A Doll’s House, part 2

Described on Sunday October 7, 2018 at 2 pm at the Belfry Theatre, 1291 Gladstone Avenue, Victoria | 250-385-6815 | Map

VocalEye users are eligible for a discount. Please call 250-385-6815 for more information.

This performance will be followed by a Touch Tour.

Theatre Buddies are available to guide adult VocalEye members with vision loss, 18 years of age and older, who are travelling on their own. This service is generously provided by members of the Victoria Society for Blind Arts and Culture. Please contact Linda Bartram at 250-595-5888. Deadline to reserve a Buddy is the Friday before the described performance.

Described by Rick Waines


Written by Lucas Hnath
Directed by Michael Shamata

In 1879, when Nora left her husband and children at the end of Ibsen’s A Doll’s House, her door slam reverberated around the world, creating a storm of controversy; much of it focussed on Ibsen’s clarion call for gender equality.

Hnath’s stunning new drama begins with a knock on that same door 15 years later, as Nora returns with an urgent request, confronting husband, daughter and the woman who raised her children.

Layered and very current, A Doll’s House, Part 2 was nominated for the 2017 Tony Award – Best Play.

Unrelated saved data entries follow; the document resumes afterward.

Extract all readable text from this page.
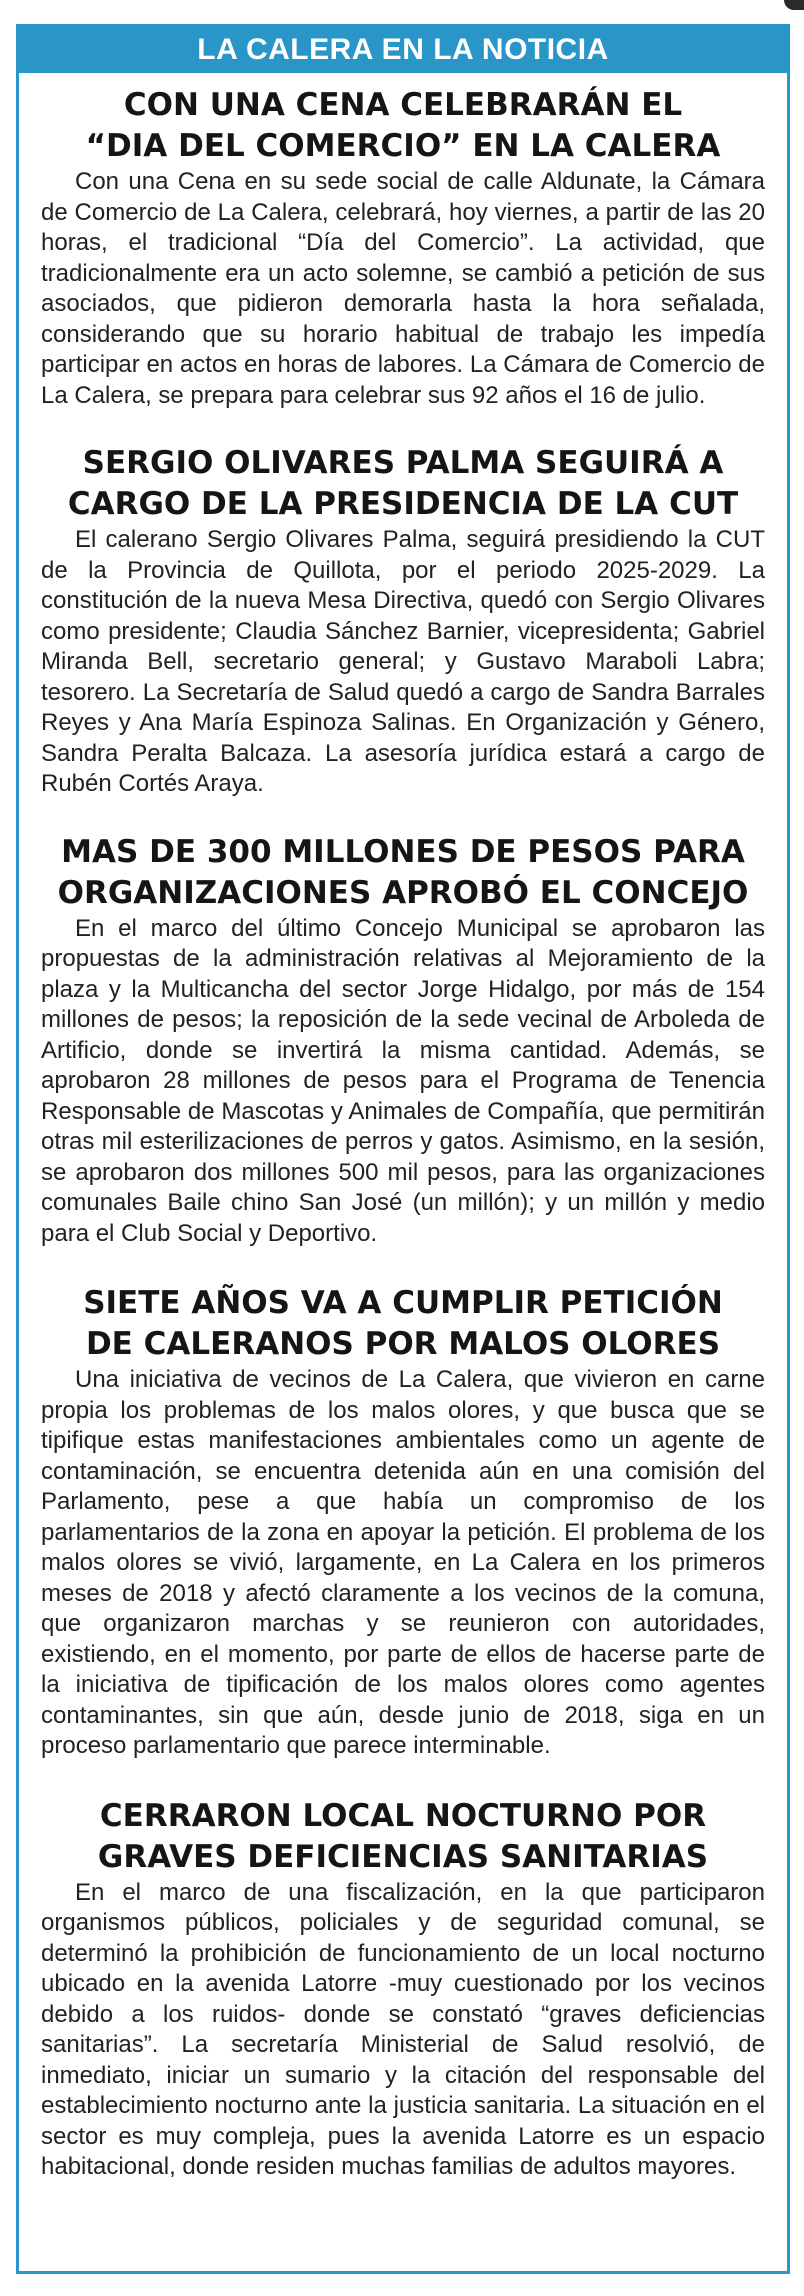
LA CALERA EN LA NOTICIA
CON UNA CENA CELEBRARÁN EL
“DIA DEL COMERCIO” EN LA CALERA

Con una Cena en su sede social de calle Aldunate, la Cámara de Comercio de La Calera, celebrará, hoy viernes, a partir de las 20 horas, el tradicional “Día del Comercio”. La actividad, que tradicionalmente era un acto solemne, se cambió a petición de sus asociados, que pidieron demorarla hasta la hora señalada, considerando que su horario habitual de trabajo les impedía participar en actos en horas de labores. La Cámara de Comercio de La Calera, se prepara para celebrar sus 92 años el 16 de julio.

SERGIO OLIVARES PALMA SEGUIRÁ A
CARGO DE LA PRESIDENCIA DE LA CUT

El calerano Sergio Olivares Palma, seguirá presidiendo la CUT de la Provincia de Quillota, por el periodo 2025-2029. La constitución de la nueva Mesa Directiva, quedó con Sergio Olivares como presidente; Claudia Sánchez Barnier, vicepresidenta; Gabriel Miranda Bell, secretario general; y Gustavo Maraboli Labra; tesorero. La Secretaría de Salud quedó a cargo de Sandra Barrales Reyes y Ana María Espinoza Salinas. En Organización y Género, Sandra Peralta Balcaza. La asesoría jurídica estará a cargo de Rubén Cortés Araya.

MAS DE 300 MILLONES DE PESOS PARA
ORGANIZACIONES APROBÓ EL CONCEJO

En el marco del último Concejo Municipal se aprobaron las propuestas de la administración relativas al Mejoramiento de la plaza y la Multicancha del sector Jorge Hidalgo, por más de 154 millones de pesos; la reposición de la sede vecinal de Arboleda de Artificio, donde se invertirá la misma cantidad. Además, se aprobaron 28 millones de pesos para el Programa de Tenencia Responsable de Mascotas y Animales de Compañía, que permitirán otras mil esterilizaciones de perros y gatos. Asimismo, en la sesión, se aprobaron dos millones 500 mil pesos, para las organizaciones comunales Baile chino San José (un millón); y un millón y medio para el Club Social y Deportivo.

SIETE AÑOS VA A CUMPLIR PETICIÓN
DE CALERANOS POR MALOS OLORES

Una iniciativa de vecinos de La Calera, que vivieron en carne propia los problemas de los malos olores, y que busca que se tipifique estas manifestaciones ambientales como un agente de contaminación, se encuentra detenida aún en una comisión del Parlamento, pese a que había un compromiso de los parlamentarios de la zona en apoyar la petición. El problema de los malos olores se vivió, largamente, en La Calera en los primeros meses de 2018 y afectó claramente a los vecinos de la comuna, que organizaron marchas y se reunieron con autoridades, existiendo, en el momento, por parte de ellos de hacerse parte de la iniciativa de tipificación de los malos olores como agentes contaminantes, sin que aún, desde junio de 2018, siga en un proceso parlamentario que parece interminable.

CERRARON LOCAL NOCTURNO POR
GRAVES DEFICIENCIAS SANITARIAS

En el marco de una fiscalización, en la que participaron organismos públicos, policiales y de seguridad comunal, se determinó la prohibición de funcionamiento de un local nocturno ubicado en la avenida Latorre -muy cuestionado por los vecinos debido a los ruidos- donde se constató “graves deficiencias sanitarias”. La secretaría Ministerial de Salud resolvió, de inmediato, iniciar un sumario y la citación del responsable del establecimiento nocturno ante la justicia sanitaria. La situación en el sector es muy compleja, pues la avenida Latorre es un espacio habitacional, donde residen muchas familias de adultos mayores.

“[This play] is simply stunning! The intellectual excitement is palpable, as arguments around gender, marriage and family are turned upside down and inside out.” — Michael Shamata, director and Belfry artistic director

CHARACTERS

Nora Helmer
Torvald Helmer
Emmy Helmer, the daughter of Nora and Helmer
Anne Marie, the Helmer family’s Nanny

SUPPORT MATERIALS

You don’t need to know Ibsen’s A Doll’s House to understand and engage with Part 2, but here’s a synopsis just the same…

Torvald, a pillar of society, is a model husband, father, and citizen. His sweet household, with three darling children and Nora – his affectionate little doll of a wife – is the ideal of happy family life.

One of Nora’s earliest acts of devotion to her husband has been the secret raising of money to enable him to spend a year in Italy to restore his health. She persuaded him that the money was a gift from her father, when in fact she obtained it from a money lender named Krogstad. Krogstad refused to make the loan unless her father endorsed the promissory note. This being impossible, as her father was dying at the time, Nora forged his name. The money lender, though not at all duped, knew that forged bills are often the surest to be paid. Since then, Nora has slaved in secret at scrivener’s work until she has nearly paid off the debt.

At this point, Torvald is made manager of the bank, and almost immediately fires Krogstad, who is known as a man of weak moral fibre. Krogstad threatens to expose Nora’s forgery unless she can convince her husband to reinstate him at the bank. When Nora’s pleas on Krogstad’s behalf are unsuccessful, he sends a letter to Torvald revealing Nora’s crime. Nora resolves to kill herself, rather than allow Torvald to destroy his career by owning the crime in order to save her reputation. Instead of pursuing this line of conduct when he hears of the forgery, Torvald flies into a rage and heaps invective on Nora for disgracing him.

Nora realizes that their whole family life has been a fiction: their home a mere doll’s house in which they have been playing at ideal husband and father, wife and mother. She decides to leave him then and there and go out into the world as a single woman to discover who she really is and what life is all about. Nora slams the door behind her – a sound that echoed around the globe.